On 4 October at 14:15 Ergo Rikmann will defend his doctoral thesis „Autotrophic nitrogen removal and relevant equilibrial processes”.
Professor Emeritus Toomas Tenno, Institute of Chemistry, University of Tartu
Research Fellow Anne Menert, Institute of Molecular and Cell Biology, University of Tartu
Professor William Hogland (Linnaeus University, Sweden)

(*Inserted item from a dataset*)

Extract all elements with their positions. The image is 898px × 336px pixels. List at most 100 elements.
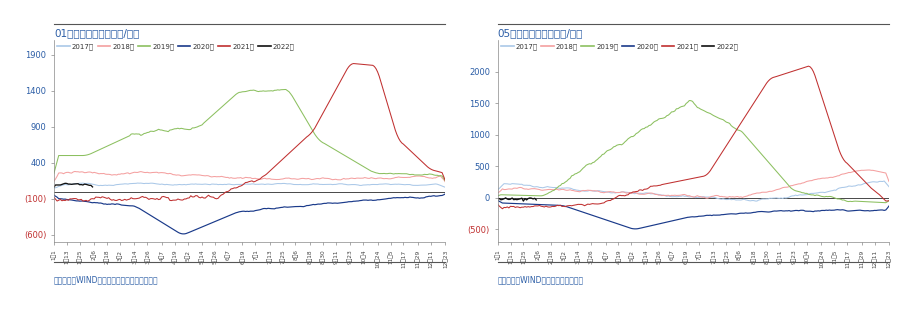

In recent decades, a couple of discoveries have been made that greatly improve the knowledge of the natural nitrogen cycle. In wastewater treatment, the anammox-process is implemented, where ammonium nitrogen is oxidized under anoxic conditions using bacterial phylum Planctomycetes. In this process, nitrite is used as an electron acceptor. In present work, nitrogen removal by the bacterial consortia containing anammox bacteria under anoxic conditions using sulphate as an electron acceptor was studied. Nitrogen removal involving different groups of bacteria and different metabolic pathways took place, but only in a modest extent, (about ¼ of nitrogen was removed) and the process as a whole was unstable. As part of the work within the scope of the current thesis, the start-up of autotrophic nitrogen removal pilot plant was performed and operated in three different configurations (separated biosludge-based nitritation reactor and biofilm-based anammox reactor; intermittently aerated biofilm reactor; and biosludge-based sequence batch reactor). It was concluded that autotrophic nitrogen removal while treating reject water can be started up independently of applied technological concept, but the best results (nitrogen removal rate up to 1 kg-N m–3 d–1) were achieved in an intermittently aerated biofilm reactor. The critical factors for start-up of a deammonification process are pH control (pH <7.5), free ammonia concentration in reject water (< 10 mg-N L–1), time and concentration-based aeration control (dissolved oxygen 0.3-0.8 mg-O2 L–1) and the control of suspended solids of influent (< 1000 NTU). Reject water is a complex multi-component system. The concentrations of its components are determined by multiple pH-dependent equilibrial processes which are interconnected over protons. In order to ensure efficient and stable treatment of reject water, it is important to know the accurate concentrations of its components. In the present thesis, theoretical mathematical models for three heterogeneous equilibrium systems were derived: for open and closed systems CO2-–HCO3––CO32––CaCO3 and for closed system H2O–CO2–CaCO3–NH4Cl. All three models were experimentally validated. Mathematical models allow to calculate the concentrations of all components in the observed systems and to evaluate the impact of anthropogenic processes on the environment.